Der Brexit-Prozess zeichnete sich vor allem dadurch aus, dass ständig innerhalb der britischen Regierung verhandelt wurde, aber nicht mit den anderen 27 EU-Mitgliedstaaten. Die Frist rückt näher, aber das Land hat noch nicht entschieden, was es will. Hinter dem Drama steckt im Wesentlichen die ideologische Problematik der beiden Hauptparteien des Vereinigten Königreichs – die Konservativen und die Labour Partei – und des Zwei-Parteien-Systems, das nach wie vor in England und Wales herrscht.

Was ist den Konservativen wichtiger: Traditionen oder Handel?
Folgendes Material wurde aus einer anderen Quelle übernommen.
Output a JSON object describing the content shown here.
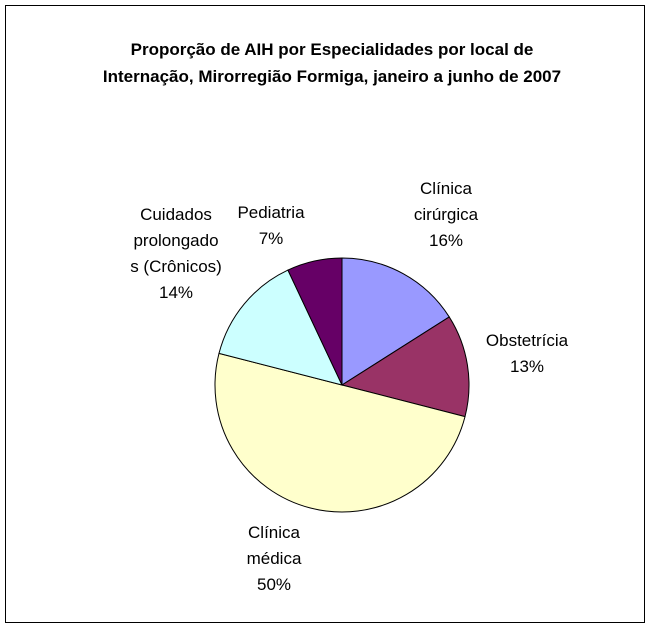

Den Grundpfeiler des britischen Konservatismus bildet die Überzeugung, dass sich die gesellschaftlichen Institutionen mit der Zeit „organisch“ und von selbst entwickeln. Die sich schnell entwickelnde EU, die von Staatsoberhäuptern konzipiert wurde, passt nicht zu dieser gemäßigten Denkweise. Wenn die Entscheidungsbefugnis gemeinsam mit anderen Ländern ausgeübt wird, und nicht mehr nur im Palace of Westminster, der erstmalig im Jahre 1016 errichtet wurde, ziehen die Konservativen instinktiv die Bremse.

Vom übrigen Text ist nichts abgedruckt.